Vocation logique d'un pur produit de la génération Internet ? Oui et non. Premier ordinateur à 8 ans, il ne s'informe qu'en ligne, a fait ses armes de gamer sur World of Warcraft et n'ignore aucune appli iPad. Mais Facebook n'est «pas pour lui» et il n'a «jamais été un gros téléchargeur» . Passer le mur de Twitter lui aura pris «quelques semaines» . Sésame : «Saint-Louis» . Ville de naissance d'une des administratrices et porte d'entrée de plusieurs de ses comptes. Via Gmail et Yahoo, il remonte la chaîne et accède aux boîtes mail, comptes Paypal, coordonnées bancaires d'un pan de la famille Twitter. Il «passe» chez Obama et consorts, sans changer les statuts, ni rien écrire en leur nom. Poursuivant son tour du propriétaire, il tombe sur des documents plus qu'internes: compte-rendus de réunions, plans des locaux, mails, grilles des salaires, agendas… Léger vertige. Il ne comprend pas les trois quarts de ce qu'il lit mais envoie des captures d'écrans à des sites spécialisés, façon «I was there» . Il aurait pu en tirer profit, ne le fait pas. «Ça n'est pas mon éthique.»

Car précisons que le garçon ne se dit pas hacker, tout Hacker Croll qu'il soit. «Trop négativement connoté. Le hacker, c'est celui qui casse, nuit aux autres.» On tente un moins agressif «pirate» . A la rigueur, mais du clan des «White Hats» alors (dans le cyberjargon, les gentils qui «ne détruisent pas» , contrairement aux méchants «Black Hats»). De la sous-catégorie des «perceurs», pour être exact : des petits malins pas spécialement surdoués de la programmation mais qui savent «exploiter les failles humaines du système» . Il répète n'avoir «pas agi par malveillance mais pour montrer à quel point il peut être facile à une personne mal intentionnée d'accéder à des informations sensibles sans trop de connaissances» . Manque sans doute au discours la part de défi, le brin de fierté. Il confirme d'un sourire, pas plus.
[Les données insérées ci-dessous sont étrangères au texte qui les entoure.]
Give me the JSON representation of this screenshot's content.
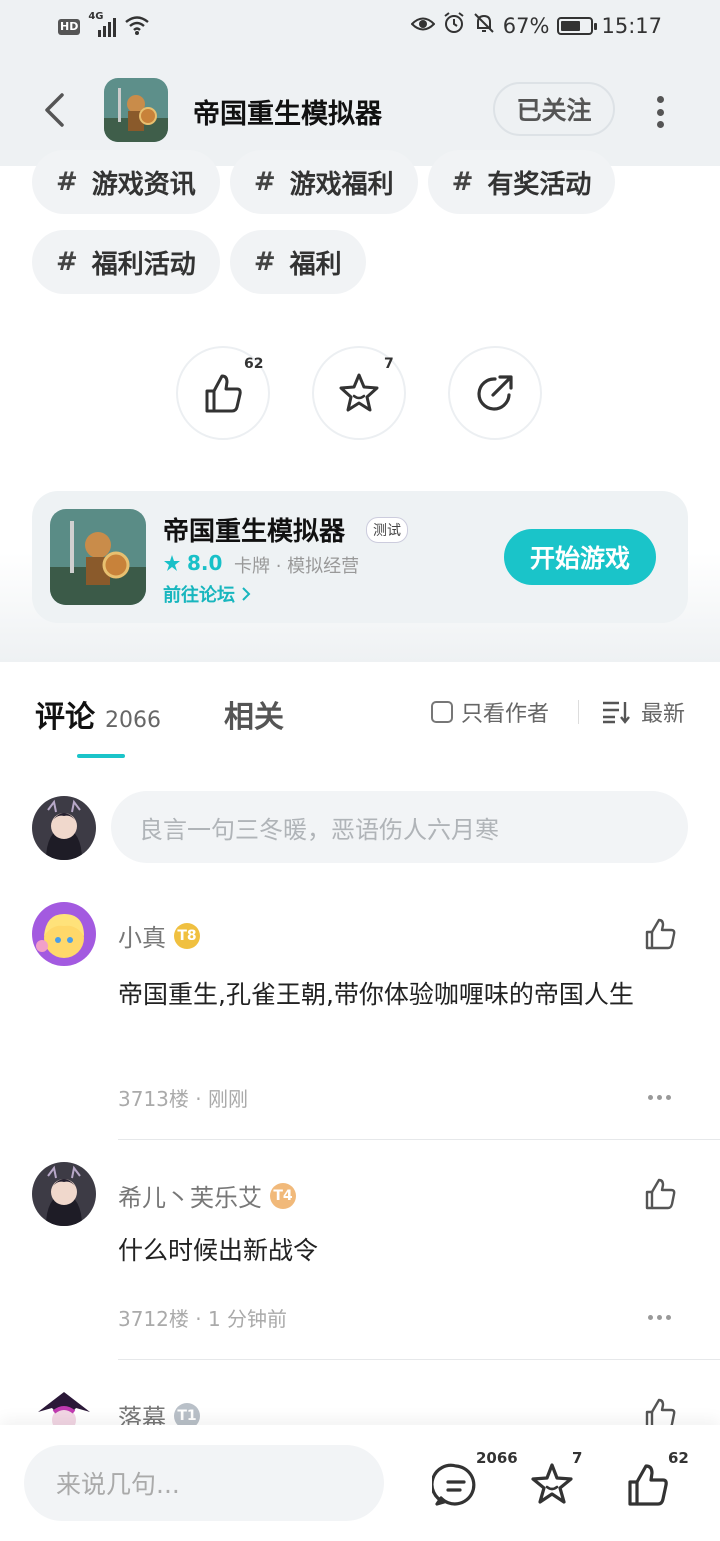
{
  "status_bar": {
    "hd": "HD",
    "network": "4G",
    "battery_pct": "67%",
    "battery_level": 0.67,
    "time": "15:17"
  },
  "header": {
    "title": "帝国重生模拟器",
    "follow_label": "已关注"
  },
  "tags": [
    {
      "hash": "#",
      "label": "游戏资讯"
    },
    {
      "hash": "#",
      "label": "游戏福利"
    },
    {
      "hash": "#",
      "label": "有奖活动"
    },
    {
      "hash": "#",
      "label": "福利活动"
    },
    {
      "hash": "#",
      "label": "福利"
    }
  ],
  "actions": {
    "like_count": "62",
    "fav_count": "7"
  },
  "game_card": {
    "title": "帝国重生模拟器",
    "badge": "测试",
    "score": "8.0",
    "categories": "卡牌 · 模拟经营",
    "forum_link": "前往论坛",
    "play_label": "开始游戏"
  },
  "tabs": {
    "comments_label": "评论",
    "comments_count": "2066",
    "related_label": "相关",
    "only_author": "只看作者",
    "sort_label": "最新"
  },
  "comment_input": {
    "placeholder": "良言一句三冬暖，恶语伤人六月寒"
  },
  "comments": [
    {
      "name": "小真",
      "level": "T8",
      "text": "帝国重生,孔雀王朝,带你体验咖喱味的帝国人生",
      "floor_time": "3713楼 · 刚刚"
    },
    {
      "name": "希儿丶芙乐艾",
      "level": "T4",
      "text": "什么时候出新战令",
      "floor_time": "3712楼 · 1 分钟前"
    },
    {
      "name": "落幕",
      "level": "T1"
    }
  ],
  "bottom_bar": {
    "placeholder": "来说几句...",
    "comment_count": "2066",
    "fav_count": "7",
    "like_count": "62"
  },
  "colors": {
    "accent": "#1ac4c9",
    "header_bg": "#eef1f3"
  }
}
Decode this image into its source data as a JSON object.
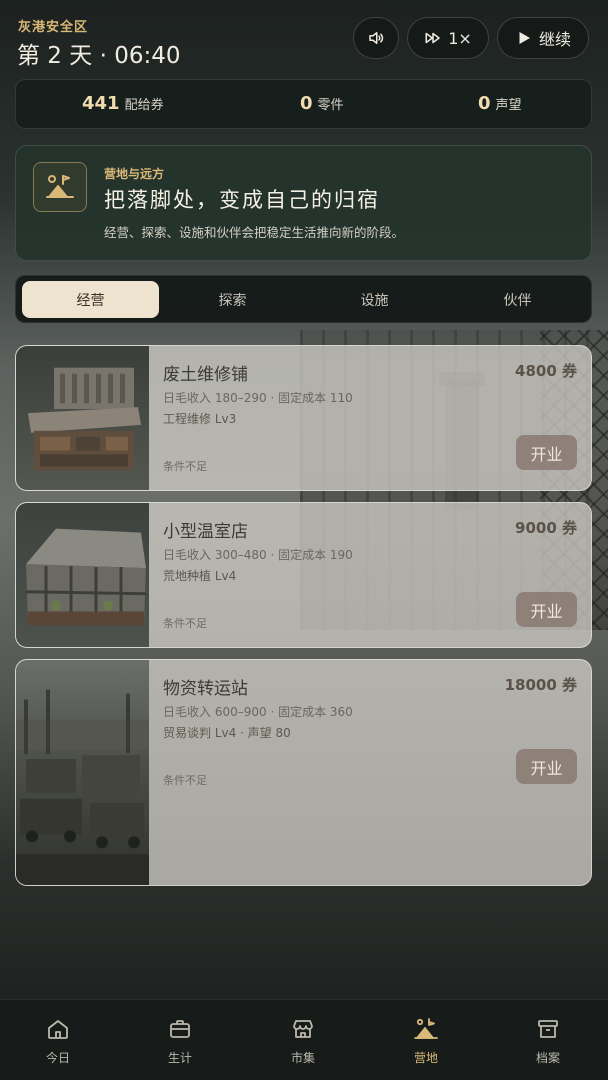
{
  "header": {
    "zone": "灰港安全区",
    "day_time": "第 2 天 · 06:40",
    "speed_label": "1×",
    "continue_label": "继续"
  },
  "resources": [
    {
      "value": "441",
      "label": "配给券"
    },
    {
      "value": "0",
      "label": "零件"
    },
    {
      "value": "0",
      "label": "声望"
    }
  ],
  "banner": {
    "kicker": "营地与远方",
    "title": "把落脚处，变成自己的归宿",
    "description": "经营、探索、设施和伙伴会把稳定生活推向新的阶段。",
    "icon": "camp-icon"
  },
  "tabs": [
    {
      "label": "经营",
      "active": true
    },
    {
      "label": "探索",
      "active": false
    },
    {
      "label": "设施",
      "active": false
    },
    {
      "label": "伙伴",
      "active": false
    }
  ],
  "businesses": [
    {
      "name": "废土维修铺",
      "price": "4800 券",
      "stats": "日毛收入 180–290 · 固定成本 110",
      "requirement": "工程维修 Lv3",
      "condition": "条件不足",
      "action": "开业",
      "image": "workbench"
    },
    {
      "name": "小型温室店",
      "price": "9000 券",
      "stats": "日毛收入 300–480 · 固定成本 190",
      "requirement": "荒地种植 Lv4",
      "condition": "条件不足",
      "action": "开业",
      "image": "greenhouse"
    },
    {
      "name": "物资转运站",
      "price": "18000 券",
      "stats": "日毛收入 600–900 · 固定成本 360",
      "requirement": "贸易谈判 Lv4 · 声望 80",
      "condition": "条件不足",
      "action": "开业",
      "image": "transit-yard"
    }
  ],
  "nav": [
    {
      "label": "今日",
      "icon": "home-icon",
      "active": false
    },
    {
      "label": "生计",
      "icon": "briefcase-icon",
      "active": false
    },
    {
      "label": "市集",
      "icon": "store-icon",
      "active": false
    },
    {
      "label": "营地",
      "icon": "camp-icon",
      "active": true
    },
    {
      "label": "档案",
      "icon": "archive-icon",
      "active": false
    }
  ],
  "colors": {
    "accent": "#d9b878",
    "tab_active_bg": "#ede3cf",
    "card_bg": "#cdcbc4",
    "button_bg": "#827066"
  }
}
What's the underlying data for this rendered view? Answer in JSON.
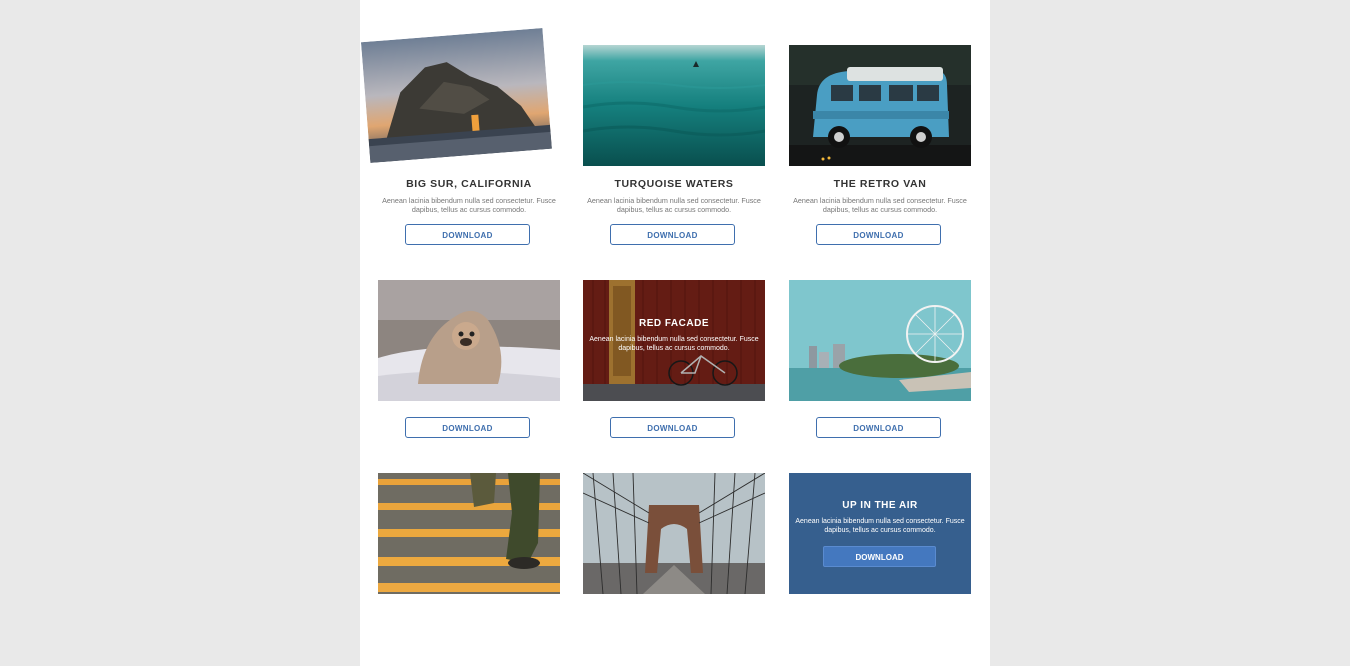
{
  "cards": [
    {
      "title": "BIG SUR, CALIFORNIA",
      "description": "Aenean lacinia bibendum nulla sed consectetur. Fusce dapibus, tellus ac cursus commodo.",
      "button": "DOWNLOAD",
      "image": "rocky-coast-sunset"
    },
    {
      "title": "TURQUOISE WATERS",
      "description": "Aenean lacinia bibendum nulla sed consectetur. Fusce dapibus, tellus ac cursus commodo.",
      "button": "DOWNLOAD",
      "image": "turquoise-ocean"
    },
    {
      "title": "THE RETRO VAN",
      "description": "Aenean lacinia bibendum nulla sed consectetur. Fusce dapibus, tellus ac cursus commodo.",
      "button": "DOWNLOAD",
      "image": "blue-retro-van"
    },
    {
      "button": "DOWNLOAD",
      "image": "pug-in-blanket"
    },
    {
      "title": "RED FACADE",
      "description": "Aenean lacinia bibendum nulla sed consectetur. Fusce dapibus, tellus ac cursus commodo.",
      "button": "DOWNLOAD",
      "image": "red-facade-bicycle"
    },
    {
      "button": "DOWNLOAD",
      "image": "ferris-wheel-river"
    },
    {
      "image": "stairs-walking"
    },
    {
      "image": "suspension-bridge"
    },
    {
      "title": "UP IN THE AIR",
      "description": "Aenean lacinia bibendum nulla sed consectetur. Fusce dapibus, tellus ac cursus commodo.",
      "button": "DOWNLOAD"
    }
  ],
  "colors": {
    "page_background": "#e9e9e9",
    "content_background": "#ffffff",
    "accent": "#3f6fae",
    "tile_blue": "#365f8e"
  }
}
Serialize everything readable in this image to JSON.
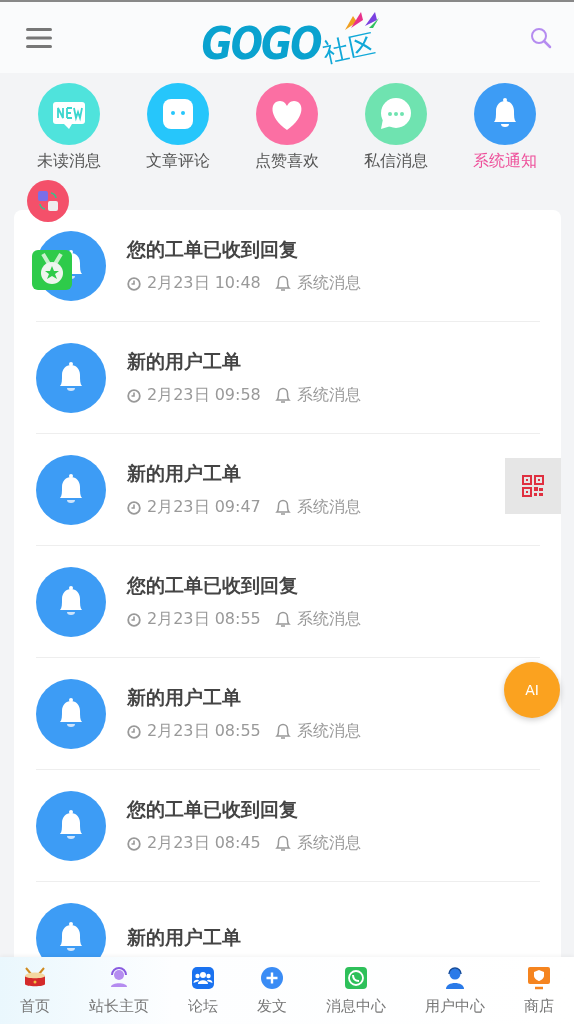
{
  "header": {
    "logo": "GOGO",
    "logo_suffix": "社区"
  },
  "categories": [
    {
      "label": "未读消息",
      "selected": false
    },
    {
      "label": "文章评论",
      "selected": false
    },
    {
      "label": "点赞喜欢",
      "selected": false
    },
    {
      "label": "私信消息",
      "selected": false
    },
    {
      "label": "系统通知",
      "selected": true
    }
  ],
  "notices": [
    {
      "title": "您的工单已收到回复",
      "time": "2月23日 10:48",
      "type": "系统消息"
    },
    {
      "title": "新的用户工单",
      "time": "2月23日 09:58",
      "type": "系统消息"
    },
    {
      "title": "新的用户工单",
      "time": "2月23日 09:47",
      "type": "系统消息"
    },
    {
      "title": "您的工单已收到回复",
      "time": "2月23日 08:55",
      "type": "系统消息"
    },
    {
      "title": "新的用户工单",
      "time": "2月23日 08:55",
      "type": "系统消息"
    },
    {
      "title": "您的工单已收到回复",
      "time": "2月23日 08:45",
      "type": "系统消息"
    },
    {
      "title": "新的用户工单"
    }
  ],
  "ai_button": "AI",
  "bottom_nav": [
    {
      "label": "首页"
    },
    {
      "label": "站长主页"
    },
    {
      "label": "论坛"
    },
    {
      "label": "发文"
    },
    {
      "label": "消息中心"
    },
    {
      "label": "用户中心"
    },
    {
      "label": "商店"
    }
  ]
}
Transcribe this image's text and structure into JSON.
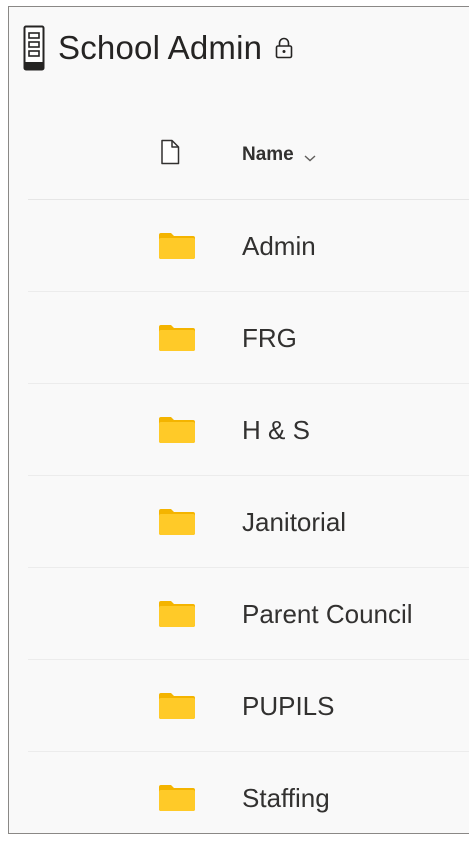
{
  "library": {
    "title": "School Admin",
    "icon": "document-library-icon",
    "lock_icon": "lock-icon"
  },
  "list_header": {
    "file_type_icon": "document-icon",
    "name_column_label": "Name",
    "sort_icon": "chevron-down-icon"
  },
  "folders": [
    {
      "name": "Admin",
      "icon": "folder-icon"
    },
    {
      "name": "FRG",
      "icon": "folder-icon"
    },
    {
      "name": "H & S",
      "icon": "folder-icon"
    },
    {
      "name": "Janitorial",
      "icon": "folder-icon"
    },
    {
      "name": "Parent Council",
      "icon": "folder-icon"
    },
    {
      "name": "PUPILS",
      "icon": "folder-icon"
    },
    {
      "name": "Staffing",
      "icon": "folder-icon"
    }
  ],
  "colors": {
    "folder_yellow": "#FFCA28",
    "folder_tab": "#F4B400",
    "text_primary": "#323130",
    "border": "#8a8886"
  }
}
Son avocat, Jean-François Canis, le décrit comme «un type intelligent comme tout, sous ses dehors lunaires» . Et ajoute : «Il a voulu se tester, voir jusqu'où il pouvait aller. Il a vu.» «Il voulait d'abord être reconnu de la communauté» , lui fait écho Adeline Champagnat, chef adjoint de l'office de lutte contre la cybercriminalité à la police judiciaire. La cellule avait déjà l'animal dans ses fichiers depuis 2007, coincé pour bidouillage sur des sites de jeux. Il dit en avoir tiré «3000, 4000 euros» , réinvestis en matériel informatique. La posture de chevalier blanc en prend un coup. Il plaide l'erreur de jeunesse, payée de huit mois de sursis. Cette fois, c'est en laissant tout bien en ordre qu'il referme la porte de Twitter. La conscience tranquille, n'était le pressentiment d'avoir grillé l'allumette de trop. A raison. Il ne faudra pas vingt minutes pour que Twitter repère l'intrusion.

Huit mois plus tard, à l'aube, le FBI sonne à la porte des Cousteix. Quatre types en noir flanqués de quatre autres de la police judiciaire. Les parents, qui tombent des nues, se souviennent de «trois Asiatiques et d'un autre très américain. Très polis» . Ils embarquent les disques durs et un François qui n'en mène pas large. Garde à vue. «Flippé» , il répond à tout avec une précision qui laisse les enquêteurs pantois. «J'espère que mon action aura contribué à améliorer la sécurité des internautes» , leur dit-il dans une sorte d'aplomb naïf. Il risque 30 000 euros d'amende et deux ans de prison. Dix s'il avait été jugé aux Etats-Unis.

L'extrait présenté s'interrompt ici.